Your mind is messed up and your soul is ravaged and I ache for all you’ve lost.

But before you let the enemy do his whole blaming, shaming spiel on you, listen up. You may not be a virgin, but you can become pure again.

That’s what redemption is all about. Your past is covered by the beautiful, life-giving, soul cleansing blood of Jesus. He died knowing about your mess-ups. When you confessed your sins and chose to follow Him, you left all that behind. (read more here)

And if you’ve given in again since you gave your life to Him, His forgiveness is just one confession away.

And now you can begin the hard work of becoming pure.

And so my dear daughters, will you listen to a few words of motherly wisdom?

  1. This past of yours will not go away just because you bury it down deep. In fact, it is guaranteed to rise up and bite you right about the time you are embarking on the whole mysteriously fabulous journey of marriage.
  2. If you haven’t already, gather a couple of closely trusted, fully safe friends who walk with Jesus and confess your past to them. Bring it up to the surface and tell them what happened.
  3. Then allow the Spirit of God to wash over you with His grace. And keep seeking that grace until you feel forgiven. That’s right, your feelings really do matter. This process of feeling forgiven may take a very long time.
  4. Remember, you’ve got an enemy out there who is going to fire all sorts of darts at you. Open up to Ephesians 6. Study exactly what you’re supposed to do with those fiery darts. Then be diligent to win this battle for your mind.
  5. If you’ve been molested or misused get help. Real help, like an older woman or a counselor who knows how that kind of horror can mess with your mind. Do not deceive yourself into thinking that you’ve “dealt with it”. I honestly don’t think that’s possible all by yourself. And I’ve sat in too many marriage counseling sessions trying to get to the bottom of the conflicts only to find unhealed molestations in the wife’s past.
  6. Be strict with yourself about purity. Is a romantic comedy on t.v. arousing once again your craving to be fully loved? Turn it off. Does that magazine at the salon that details all the ways to have fantastic sex beckon for your attention? Don't go there. Are you allowing your mind to imagine what it would be like to loved by that man? Confess it for what it is: lust.
  7. If your boyfriend is pushing for more physical involvement than affection - dump him! And here's why: if you give in you'll resent him for the rest of your life. And even if you don't, you'll always wonder if he's going to have the manliness to stay faithful to you.
  8. While you wait for God to bring you to your husband, create beauty every where you go. Sexual sins before marriage leave women feeling ugly and miserable. Go on a campaign for beauty. Make yourself beautiful. Make your apartment appealing and your car smell good! After all, you want people who step into your space to experience just a tantalizing taste of the beauty you offer. And what you have to offer is far better than the in-your-face sensuality this world seems so enamored with.

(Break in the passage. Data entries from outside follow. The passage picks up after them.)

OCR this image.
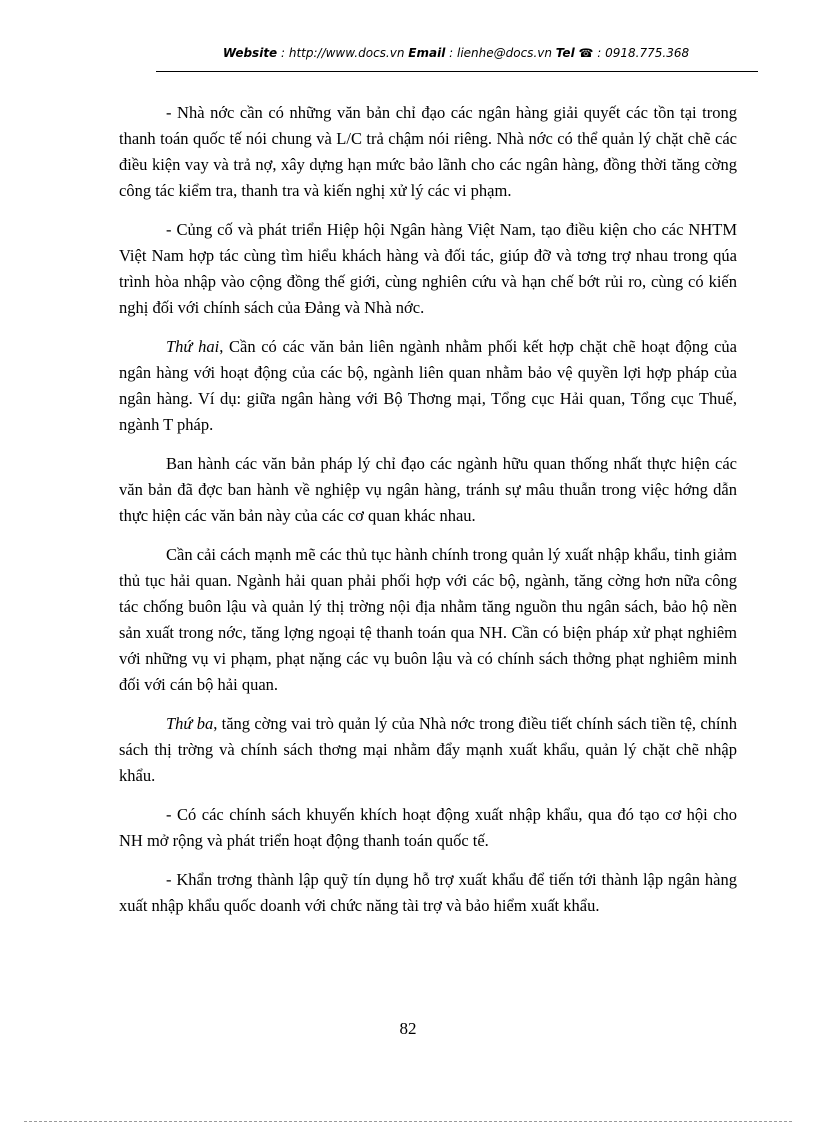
Website : http://www.docs.vn Email : lienhe@docs.vn Tel ☎ : 0918.775.368

- Nhà nớc cần có những văn bản chỉ đạo các ngân hàng giải quyết các tồn tại trong thanh toán quốc tế nói chung và L/C trả chậm nói riêng. Nhà nớc có thể quản lý chặt chẽ các điều kiện vay và trả nợ, xây dựng hạn mức bảo lãnh cho các ngân hàng, đồng thời tăng cờng công tác kiểm tra, thanh tra và kiến nghị xử lý các vi phạm.

- Củng cố và phát triển Hiệp hội Ngân hàng Việt Nam, tạo điều kiện cho các NHTM Việt Nam hợp tác cùng tìm hiểu khách hàng và đối tác, giúp đỡ và tơng trợ nhau trong qúa trình hòa nhập vào cộng đồng thế giới, cùng nghiên cứu và hạn chế bớt rủi ro, cùng có kiến nghị đối với chính sách của Đảng và Nhà nớc.

Thứ hai, Cần có các văn bản liên ngành nhằm phối kết hợp chặt chẽ hoạt động của ngân hàng với hoạt động của các bộ, ngành liên quan nhằm bảo vệ quyền lợi hợp pháp của ngân hàng. Ví dụ: giữa ngân hàng với Bộ Thơng mại, Tổng cục Hải quan, Tổng cục Thuế, ngành T pháp.

Ban hành các văn bản pháp lý chỉ đạo các ngành hữu quan thống nhất thực hiện các văn bản đã đợc ban hành về nghiệp vụ ngân hàng, tránh sự mâu thuẫn trong việc hớng dẫn thực hiện các văn bản này của các cơ quan khác nhau.

Cần cải cách mạnh mẽ các thủ tục hành chính trong quản lý xuất nhập khẩu, tinh giảm thủ tục hải quan. Ngành hải quan phải phối hợp với các bộ, ngành, tăng cờng hơn nữa công tác chống buôn lậu và quản lý thị trờng nội địa nhằm tăng nguồn thu ngân sách, bảo hộ nền sản xuất trong nớc, tăng lợng ngoại tệ thanh toán qua NH. Cần có biện pháp xử phạt nghiêm với những vụ vi phạm, phạt nặng các vụ buôn lậu và có chính sách thởng phạt nghiêm minh đối với cán bộ hải quan.

Thứ ba, tăng cờng vai trò quản lý của Nhà nớc trong điều tiết chính sách tiền tệ, chính sách thị trờng và chính sách thơng mại nhằm đẩy mạnh xuất khẩu, quản lý chặt chẽ nhập khẩu.

- Có các chính sách khuyến khích hoạt động xuất nhập khẩu, qua đó tạo cơ hội cho NH mở rộng và phát triển hoạt động thanh toán quốc tế.

- Khẩn trơng thành lập quỹ tín dụng hỗ trợ xuất khẩu để tiến tới thành lập ngân hàng xuất nhập khẩu quốc doanh với chức năng tài trợ và bảo hiểm xuất khẩu.

82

I think that this could be an incredibly enlightening conversation between you and your Jesus following friends. Cheer each other on, hold each other accountable, call each other out when you see each other slipping. Above all else, remind each other why you want to be pure.

If these words I’ve poured onto the page are resonating with you, will you write a response? I think we need to stop hiding behind shame and start championing the purification of our sexuality. If you’re with me, will you say so?

From the heart of a mom,

Diane

P.S.   With just Matt at home now, our house is regularly invaded by a group of young men who are the most zealously committed men of God I have ever known.

They all seem to cram into Matt’s little electronics stuffed room when they want to talk about g-i-r-l-s. And believe me, those guys talk about you females all the time!